## Json Parsing And Processing

In [None]:
import json 
import os 
os.makedirs("data/json_files/",exist_ok=True)


## Json Processing Strategies

In [None]:

from langchain_community.document_loaders import JSONLoader
import json

## MEthod1 : JsonLoader With jq_schema
print("1️⃣ JSONLoader - Extract specific fields")

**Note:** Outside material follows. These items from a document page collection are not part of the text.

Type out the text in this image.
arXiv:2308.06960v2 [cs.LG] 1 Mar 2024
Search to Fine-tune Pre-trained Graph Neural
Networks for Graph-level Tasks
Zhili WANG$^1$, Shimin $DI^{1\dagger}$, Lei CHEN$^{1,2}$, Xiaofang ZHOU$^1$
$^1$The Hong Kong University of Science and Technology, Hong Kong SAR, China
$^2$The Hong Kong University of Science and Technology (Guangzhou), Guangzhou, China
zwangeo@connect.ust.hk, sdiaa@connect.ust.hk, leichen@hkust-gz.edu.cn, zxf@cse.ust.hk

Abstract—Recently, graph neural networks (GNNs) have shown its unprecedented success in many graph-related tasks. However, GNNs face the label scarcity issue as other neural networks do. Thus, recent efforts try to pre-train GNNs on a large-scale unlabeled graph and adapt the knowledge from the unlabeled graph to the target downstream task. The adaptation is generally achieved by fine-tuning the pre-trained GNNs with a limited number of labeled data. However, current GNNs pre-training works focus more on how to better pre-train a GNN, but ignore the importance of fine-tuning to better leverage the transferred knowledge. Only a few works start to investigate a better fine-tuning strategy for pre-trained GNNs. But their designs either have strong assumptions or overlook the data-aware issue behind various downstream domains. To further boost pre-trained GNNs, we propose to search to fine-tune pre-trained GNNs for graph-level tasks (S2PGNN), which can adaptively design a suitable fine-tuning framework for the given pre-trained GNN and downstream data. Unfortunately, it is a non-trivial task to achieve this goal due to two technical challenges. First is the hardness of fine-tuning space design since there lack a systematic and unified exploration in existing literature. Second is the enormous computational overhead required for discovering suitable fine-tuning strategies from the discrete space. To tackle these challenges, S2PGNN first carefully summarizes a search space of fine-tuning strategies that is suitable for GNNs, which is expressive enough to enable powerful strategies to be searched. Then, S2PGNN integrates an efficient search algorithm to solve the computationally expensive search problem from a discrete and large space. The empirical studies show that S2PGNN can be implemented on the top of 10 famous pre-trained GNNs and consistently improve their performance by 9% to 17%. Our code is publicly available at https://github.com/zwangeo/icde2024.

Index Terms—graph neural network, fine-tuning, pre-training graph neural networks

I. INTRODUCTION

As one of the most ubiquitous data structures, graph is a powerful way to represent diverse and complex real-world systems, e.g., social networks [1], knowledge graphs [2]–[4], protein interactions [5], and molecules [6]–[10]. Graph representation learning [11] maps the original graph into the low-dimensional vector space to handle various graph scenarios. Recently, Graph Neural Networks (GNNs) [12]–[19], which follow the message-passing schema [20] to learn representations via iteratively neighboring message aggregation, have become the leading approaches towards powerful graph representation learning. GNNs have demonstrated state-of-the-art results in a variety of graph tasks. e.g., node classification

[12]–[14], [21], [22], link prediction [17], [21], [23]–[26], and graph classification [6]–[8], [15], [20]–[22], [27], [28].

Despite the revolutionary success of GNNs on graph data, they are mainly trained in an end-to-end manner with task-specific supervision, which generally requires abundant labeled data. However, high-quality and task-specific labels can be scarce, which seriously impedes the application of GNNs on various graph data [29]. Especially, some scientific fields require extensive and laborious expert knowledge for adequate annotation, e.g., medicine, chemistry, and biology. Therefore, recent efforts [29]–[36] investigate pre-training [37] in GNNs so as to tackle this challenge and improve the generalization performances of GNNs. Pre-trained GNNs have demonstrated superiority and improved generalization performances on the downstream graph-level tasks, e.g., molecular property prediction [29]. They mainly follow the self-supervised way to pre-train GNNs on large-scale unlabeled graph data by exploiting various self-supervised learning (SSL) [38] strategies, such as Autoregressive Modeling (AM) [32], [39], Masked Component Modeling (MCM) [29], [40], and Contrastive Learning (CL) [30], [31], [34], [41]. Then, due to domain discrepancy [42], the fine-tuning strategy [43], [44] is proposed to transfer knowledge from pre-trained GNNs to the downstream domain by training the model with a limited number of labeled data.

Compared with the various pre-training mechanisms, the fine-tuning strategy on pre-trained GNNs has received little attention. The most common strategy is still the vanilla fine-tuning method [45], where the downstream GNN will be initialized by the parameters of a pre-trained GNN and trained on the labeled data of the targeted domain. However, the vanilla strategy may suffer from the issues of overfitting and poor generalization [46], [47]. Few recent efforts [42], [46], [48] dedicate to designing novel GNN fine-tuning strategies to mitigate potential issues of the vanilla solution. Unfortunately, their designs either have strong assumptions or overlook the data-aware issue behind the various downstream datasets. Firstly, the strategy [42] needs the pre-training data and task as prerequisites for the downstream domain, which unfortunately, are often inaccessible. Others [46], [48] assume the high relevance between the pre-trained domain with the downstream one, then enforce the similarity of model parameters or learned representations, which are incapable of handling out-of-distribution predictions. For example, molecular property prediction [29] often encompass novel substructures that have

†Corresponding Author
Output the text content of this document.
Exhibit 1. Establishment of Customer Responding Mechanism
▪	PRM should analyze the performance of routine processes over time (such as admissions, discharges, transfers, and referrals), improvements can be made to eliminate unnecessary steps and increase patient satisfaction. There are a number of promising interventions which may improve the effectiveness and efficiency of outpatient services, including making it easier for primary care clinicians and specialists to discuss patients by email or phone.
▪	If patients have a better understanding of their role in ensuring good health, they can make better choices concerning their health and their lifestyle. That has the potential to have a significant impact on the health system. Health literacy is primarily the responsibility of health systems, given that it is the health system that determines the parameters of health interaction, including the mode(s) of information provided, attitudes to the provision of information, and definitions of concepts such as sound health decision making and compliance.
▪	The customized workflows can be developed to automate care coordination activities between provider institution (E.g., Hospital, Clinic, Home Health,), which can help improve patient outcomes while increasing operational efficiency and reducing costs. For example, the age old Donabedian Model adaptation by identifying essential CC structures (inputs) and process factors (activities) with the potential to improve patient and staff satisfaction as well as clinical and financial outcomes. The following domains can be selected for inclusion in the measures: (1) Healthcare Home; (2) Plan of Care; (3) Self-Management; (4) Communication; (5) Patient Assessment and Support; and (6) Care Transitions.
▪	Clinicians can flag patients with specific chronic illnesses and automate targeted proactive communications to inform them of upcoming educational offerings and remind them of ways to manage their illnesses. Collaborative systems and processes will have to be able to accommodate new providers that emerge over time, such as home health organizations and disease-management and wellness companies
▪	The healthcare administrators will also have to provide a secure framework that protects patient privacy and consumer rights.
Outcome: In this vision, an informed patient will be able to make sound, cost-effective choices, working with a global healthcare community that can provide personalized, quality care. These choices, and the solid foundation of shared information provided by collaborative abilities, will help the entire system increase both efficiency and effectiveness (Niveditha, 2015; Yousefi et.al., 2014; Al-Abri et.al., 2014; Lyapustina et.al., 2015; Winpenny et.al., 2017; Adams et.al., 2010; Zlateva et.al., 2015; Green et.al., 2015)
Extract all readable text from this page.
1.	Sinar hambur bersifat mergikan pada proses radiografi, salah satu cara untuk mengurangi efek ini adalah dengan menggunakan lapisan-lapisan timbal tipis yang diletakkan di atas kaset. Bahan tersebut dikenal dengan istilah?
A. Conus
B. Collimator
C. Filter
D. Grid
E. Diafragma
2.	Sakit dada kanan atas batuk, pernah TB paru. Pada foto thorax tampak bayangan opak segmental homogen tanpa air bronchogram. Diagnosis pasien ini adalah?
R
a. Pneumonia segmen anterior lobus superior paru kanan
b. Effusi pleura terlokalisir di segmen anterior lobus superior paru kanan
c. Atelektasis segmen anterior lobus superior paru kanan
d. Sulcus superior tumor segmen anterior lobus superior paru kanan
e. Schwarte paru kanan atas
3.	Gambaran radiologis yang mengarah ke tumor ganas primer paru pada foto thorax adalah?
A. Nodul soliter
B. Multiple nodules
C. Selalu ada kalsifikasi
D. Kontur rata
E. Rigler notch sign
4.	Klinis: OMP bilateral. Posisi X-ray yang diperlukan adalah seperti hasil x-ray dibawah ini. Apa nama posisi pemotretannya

# Extract employee information
employee_loader = JSONLoader(
    file_path='data/json_files/company_data.json',
    jq_schema='.employees[]',  # jq query to extract each employee
    text_content=False  # Get full JSON objects
)

employee_docs = employee_loader.load()
print(f"Loaded {len(employee_docs)} employee documents")
print(f"First employee: {employee_docs[0].page_content[:200]}...")
print(employee_docs)




In [None]:
# !pip install jq

In [None]:
# Method 2: Custom JSON processing for complex structures
from typing import List
from langchain_core.documents import Document
print("\n2️⃣ Custom JSON Processing")

def process_json_intelligently(filepath: str) -> List[Document]:
    """Process JSON with intelligent flattening and context preservation"""
    with open(filepath, 'r') as f:
        data = json.load(f)
    
    documents = []
    
    # Strategy 1: Create documents for each employee with full context
    for emp in data.get('employees', []):
        content = f"""Employee Profile:
        Name: {emp['name']}
        Role: {emp['role']}
        Skills: {', '.join(emp['skills'])}

        Projects:"""
        for proj in emp.get('projects', []):
            content += f"\n- {proj['name']} (Status: {proj['status']})"
        
        doc = Document(
            page_content=content,
            metadata={
                'source': filepath,
                'data_type': 'employee_profile',
                'employee_id': emp['id'],
                'employee_name': emp['name'],
                'role': emp['role']
            }
        )
        documents.append(doc)

    return documents

In [None]:
process_json_intelligently("data/json_files/company_data.json")